Gloire à nos martyrs !
A. N.-Q.
(1) Ameur Mohand du nom de guerre Mhend Iâakouren, Amar Oussaïd du nom de guerre Mohand Igharbiyen, un des djounoud de la 3e compagnie, Saïdani Arezki, djoundi de la 3e compagnie, originaire de Yakouren, Rabah Nath Wouchen. Amar Oussaïd du nom de guerre Mohand Igharbiyen, un des djounoud de la 3e compagnie qui vient juste de nous quitter, ce vendredi 30 janvier, Saïdani Arezki et Yebka Mehfouf, des maquisards de la 3e compagnie du bataillon de choc, originaires de Yakouren et d’Azeffoun, et Rabah Nath Wouchen.

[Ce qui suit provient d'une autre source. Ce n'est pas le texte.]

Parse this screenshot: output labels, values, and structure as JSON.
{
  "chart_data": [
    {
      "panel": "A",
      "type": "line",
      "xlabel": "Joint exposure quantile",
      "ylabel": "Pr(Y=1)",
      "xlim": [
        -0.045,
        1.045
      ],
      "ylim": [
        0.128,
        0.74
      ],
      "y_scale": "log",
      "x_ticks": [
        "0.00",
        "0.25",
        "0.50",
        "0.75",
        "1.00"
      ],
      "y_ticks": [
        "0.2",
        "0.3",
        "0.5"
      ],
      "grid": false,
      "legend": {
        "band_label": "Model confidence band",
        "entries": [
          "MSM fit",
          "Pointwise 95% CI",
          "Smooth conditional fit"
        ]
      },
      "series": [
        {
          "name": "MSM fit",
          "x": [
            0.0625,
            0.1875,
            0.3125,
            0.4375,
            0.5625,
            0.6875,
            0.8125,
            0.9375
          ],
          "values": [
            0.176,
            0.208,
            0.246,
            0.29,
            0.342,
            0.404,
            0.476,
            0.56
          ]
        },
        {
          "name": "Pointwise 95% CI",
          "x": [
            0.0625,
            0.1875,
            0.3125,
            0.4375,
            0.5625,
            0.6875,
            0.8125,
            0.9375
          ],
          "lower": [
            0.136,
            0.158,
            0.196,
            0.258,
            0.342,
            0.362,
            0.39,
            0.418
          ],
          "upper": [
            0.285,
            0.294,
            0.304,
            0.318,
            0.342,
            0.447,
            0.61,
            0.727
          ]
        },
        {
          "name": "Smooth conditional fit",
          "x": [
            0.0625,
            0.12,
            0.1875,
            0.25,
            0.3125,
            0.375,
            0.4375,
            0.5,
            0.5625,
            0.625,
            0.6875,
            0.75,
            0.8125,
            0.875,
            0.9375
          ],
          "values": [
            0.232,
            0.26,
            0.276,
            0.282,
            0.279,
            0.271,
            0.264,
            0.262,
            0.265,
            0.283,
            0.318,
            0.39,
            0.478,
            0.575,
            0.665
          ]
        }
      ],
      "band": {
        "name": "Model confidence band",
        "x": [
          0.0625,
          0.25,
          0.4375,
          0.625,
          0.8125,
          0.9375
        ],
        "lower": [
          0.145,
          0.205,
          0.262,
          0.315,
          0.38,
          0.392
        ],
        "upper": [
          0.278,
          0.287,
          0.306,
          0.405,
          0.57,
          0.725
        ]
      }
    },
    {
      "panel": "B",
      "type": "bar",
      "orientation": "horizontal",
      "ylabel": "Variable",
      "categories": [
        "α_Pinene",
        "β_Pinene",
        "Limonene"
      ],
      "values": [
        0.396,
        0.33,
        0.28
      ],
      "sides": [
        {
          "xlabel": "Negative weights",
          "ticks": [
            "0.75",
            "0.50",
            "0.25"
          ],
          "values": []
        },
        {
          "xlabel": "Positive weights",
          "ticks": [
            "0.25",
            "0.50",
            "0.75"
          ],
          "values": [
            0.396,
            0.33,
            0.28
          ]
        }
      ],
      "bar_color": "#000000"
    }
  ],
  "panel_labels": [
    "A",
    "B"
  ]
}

(2) Le commandant Moh Ouali dit Chéri-bibi, l’aspirant Mohand Salah Saâdi, l’aspirant Moh Arezki Ouakouak dit Moh Arezki Amchtouh, Chaïb Mohand Ourabah, le lieutenant Hocini Lahlou, Oumira et bien d’autres…
(3) La première compagnie qui a pour chef Oumira, la 2e compagnie sous la conduite de Chaïb Mohand Ourabah, et la 3e avait comme responsable Moh Arezki Amchtoh. C’est ainsi que la première compagnie (Oumira) prend la zone d’Ighil Ali et Seddouk et que celle de Mohand Ourabah s’occupe de la zone du Djurdjura près de Haïzer, tandis que la 3e compagnie est envoyée vers la zone de Melouza, qui renferme Beni Ilmane, Houra et El-Bordj jusqu’à M’sila.
Ndlr : Les opinions exprimées dans cette tribune ouverte aux lecteurs visent à susciter un débat. Elles n’engagent que l’auteur et ne correspondent pas nécessairement à la ligne éditoriale d’Algeriepatriotique.